In 2007 the City of Albuquerque approved changes to the
Albuquerque Energy Conservation Code that would have mandated minimum
energy conservation standards for HVAC and water heating equipment that
exceeded federal minimum standards. Federal law prohibits state or local
jurisdiction from setting more stringent minimum energy conservation
standards without a waiver of preemption from the Department of Energy.
The City did not obtain a waiver and changes it proposed to the Energy
Conservation Code did not relieve it of the need for a waiver.
As a result, AHRI challenged the Energy Conservation Code in
Federal District Court for the District of New Mexico. Local
distributors and HVAC contractors impacted by the proposed Energy
Conservation Code were named plaintiffs and testified in the case.

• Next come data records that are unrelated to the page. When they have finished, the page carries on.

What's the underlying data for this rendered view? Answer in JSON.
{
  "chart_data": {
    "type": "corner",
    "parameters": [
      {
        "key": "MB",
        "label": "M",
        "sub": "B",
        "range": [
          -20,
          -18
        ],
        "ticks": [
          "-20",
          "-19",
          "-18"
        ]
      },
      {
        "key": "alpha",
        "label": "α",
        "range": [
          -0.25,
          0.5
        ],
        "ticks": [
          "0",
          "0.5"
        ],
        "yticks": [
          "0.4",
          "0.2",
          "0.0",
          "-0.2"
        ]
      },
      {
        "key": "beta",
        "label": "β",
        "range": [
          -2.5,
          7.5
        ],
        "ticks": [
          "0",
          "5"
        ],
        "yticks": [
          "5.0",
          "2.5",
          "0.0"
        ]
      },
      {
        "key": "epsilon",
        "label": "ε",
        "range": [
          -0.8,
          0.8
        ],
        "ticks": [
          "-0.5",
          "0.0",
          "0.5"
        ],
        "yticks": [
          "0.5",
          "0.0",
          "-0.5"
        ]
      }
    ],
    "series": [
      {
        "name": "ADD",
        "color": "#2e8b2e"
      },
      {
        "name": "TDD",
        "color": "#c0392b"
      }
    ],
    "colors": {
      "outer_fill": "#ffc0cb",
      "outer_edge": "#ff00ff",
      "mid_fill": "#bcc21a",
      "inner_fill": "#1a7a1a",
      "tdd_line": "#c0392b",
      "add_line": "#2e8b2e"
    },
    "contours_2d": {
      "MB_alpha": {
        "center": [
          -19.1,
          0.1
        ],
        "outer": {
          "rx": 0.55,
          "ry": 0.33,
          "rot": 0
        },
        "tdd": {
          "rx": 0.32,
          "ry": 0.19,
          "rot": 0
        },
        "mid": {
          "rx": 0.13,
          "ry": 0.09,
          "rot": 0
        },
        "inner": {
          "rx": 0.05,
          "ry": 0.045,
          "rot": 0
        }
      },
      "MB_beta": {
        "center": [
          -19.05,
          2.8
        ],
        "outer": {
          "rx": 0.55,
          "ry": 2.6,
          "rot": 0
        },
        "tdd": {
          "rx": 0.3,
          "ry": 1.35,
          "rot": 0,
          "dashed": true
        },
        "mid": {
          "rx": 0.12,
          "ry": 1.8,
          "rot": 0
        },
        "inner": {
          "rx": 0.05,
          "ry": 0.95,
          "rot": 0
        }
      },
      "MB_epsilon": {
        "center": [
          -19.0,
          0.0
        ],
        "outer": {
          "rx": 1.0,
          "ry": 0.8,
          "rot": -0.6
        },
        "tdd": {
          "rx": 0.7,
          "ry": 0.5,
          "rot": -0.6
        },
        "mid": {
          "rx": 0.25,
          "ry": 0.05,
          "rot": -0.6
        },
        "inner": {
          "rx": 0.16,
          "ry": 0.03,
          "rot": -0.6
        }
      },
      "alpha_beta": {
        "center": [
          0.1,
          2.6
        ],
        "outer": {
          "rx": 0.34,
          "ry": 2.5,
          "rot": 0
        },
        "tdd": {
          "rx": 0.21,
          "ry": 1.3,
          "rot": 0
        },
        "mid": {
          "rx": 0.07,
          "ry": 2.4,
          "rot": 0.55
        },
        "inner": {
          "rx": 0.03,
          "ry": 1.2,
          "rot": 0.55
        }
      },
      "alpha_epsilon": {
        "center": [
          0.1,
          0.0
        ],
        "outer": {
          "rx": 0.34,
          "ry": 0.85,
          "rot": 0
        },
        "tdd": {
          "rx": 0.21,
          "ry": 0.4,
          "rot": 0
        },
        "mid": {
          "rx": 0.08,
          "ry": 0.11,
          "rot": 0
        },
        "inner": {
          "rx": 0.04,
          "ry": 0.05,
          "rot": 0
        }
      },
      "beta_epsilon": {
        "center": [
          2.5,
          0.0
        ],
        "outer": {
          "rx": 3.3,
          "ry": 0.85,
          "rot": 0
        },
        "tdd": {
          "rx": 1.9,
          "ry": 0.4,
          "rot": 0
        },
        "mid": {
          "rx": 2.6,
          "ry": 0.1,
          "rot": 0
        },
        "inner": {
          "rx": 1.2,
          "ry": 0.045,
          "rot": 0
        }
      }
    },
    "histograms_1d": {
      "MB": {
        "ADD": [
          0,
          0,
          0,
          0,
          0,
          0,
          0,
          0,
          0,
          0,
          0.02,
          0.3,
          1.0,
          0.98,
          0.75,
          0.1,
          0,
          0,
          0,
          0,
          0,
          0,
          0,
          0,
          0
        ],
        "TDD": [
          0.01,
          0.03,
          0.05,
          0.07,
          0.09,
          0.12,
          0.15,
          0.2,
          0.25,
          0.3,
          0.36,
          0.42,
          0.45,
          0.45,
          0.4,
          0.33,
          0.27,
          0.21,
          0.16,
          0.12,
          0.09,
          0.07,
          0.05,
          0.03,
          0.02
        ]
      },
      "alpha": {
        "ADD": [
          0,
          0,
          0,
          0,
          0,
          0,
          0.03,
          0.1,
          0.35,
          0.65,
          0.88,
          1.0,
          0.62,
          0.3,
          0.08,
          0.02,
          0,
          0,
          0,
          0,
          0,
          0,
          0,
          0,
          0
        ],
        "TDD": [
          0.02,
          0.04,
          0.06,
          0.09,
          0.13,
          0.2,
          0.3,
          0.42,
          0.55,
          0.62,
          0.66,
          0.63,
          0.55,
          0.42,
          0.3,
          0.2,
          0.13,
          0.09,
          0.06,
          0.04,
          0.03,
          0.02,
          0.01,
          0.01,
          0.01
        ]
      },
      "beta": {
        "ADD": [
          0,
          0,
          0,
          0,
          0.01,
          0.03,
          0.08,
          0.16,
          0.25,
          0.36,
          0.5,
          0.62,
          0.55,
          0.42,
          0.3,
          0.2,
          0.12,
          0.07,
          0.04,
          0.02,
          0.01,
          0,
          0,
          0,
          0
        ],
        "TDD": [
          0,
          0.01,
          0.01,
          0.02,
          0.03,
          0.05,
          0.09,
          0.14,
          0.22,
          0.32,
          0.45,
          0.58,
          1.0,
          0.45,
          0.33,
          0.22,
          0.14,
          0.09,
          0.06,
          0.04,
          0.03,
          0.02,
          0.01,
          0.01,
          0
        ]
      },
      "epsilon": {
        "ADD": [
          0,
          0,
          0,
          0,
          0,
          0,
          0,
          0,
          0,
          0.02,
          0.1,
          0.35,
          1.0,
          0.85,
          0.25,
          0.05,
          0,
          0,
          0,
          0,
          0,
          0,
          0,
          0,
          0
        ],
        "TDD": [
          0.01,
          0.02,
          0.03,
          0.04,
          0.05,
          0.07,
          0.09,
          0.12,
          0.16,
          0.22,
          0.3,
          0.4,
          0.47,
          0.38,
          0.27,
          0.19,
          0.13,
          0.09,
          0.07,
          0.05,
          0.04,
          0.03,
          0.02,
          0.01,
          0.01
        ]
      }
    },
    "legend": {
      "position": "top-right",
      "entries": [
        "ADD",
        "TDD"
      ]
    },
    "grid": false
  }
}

“I want to recognize the contribution of ACCA members Affordable
Services, Inc., and Thompson Heating and Air Conditioning, who stood up
for the industry and agreed to be a named plaintiff in a case against
the city they work in every day,” said Paul Stalknecht, ACCA President
According to AHRI, in her latest opinion, Judge Vazquez confirmed
her September 10, 2010, rulings (1) that the prescriptive energy
efficiency standards in the 2007 Albuquerque code that are more
stringent than federal minimum efficiency standards are preempted and
cannot be saved from federal preemption by the availability of
alternative code compliance paths; and (2) that a particular
performance-based code compliance option is preempted, because it is
based on a standard reference design that uses efficiency levels that
exceed federal efficiency standards. Responding to a summary judgment
motion filed by the City that essentially asked Judge Vazquez to
reconsider her earlier rulings, she declined to do so and denied the
“Federal law is clear and was upheld in the case,” said
Stalknecht. “States and localities cannot set their own standards that
are higher than the federal standards without a waiver from preemption.
The resulting patchwork quilt of minimum efficiency standards would be
confusing to consumers and impossible to enforce.”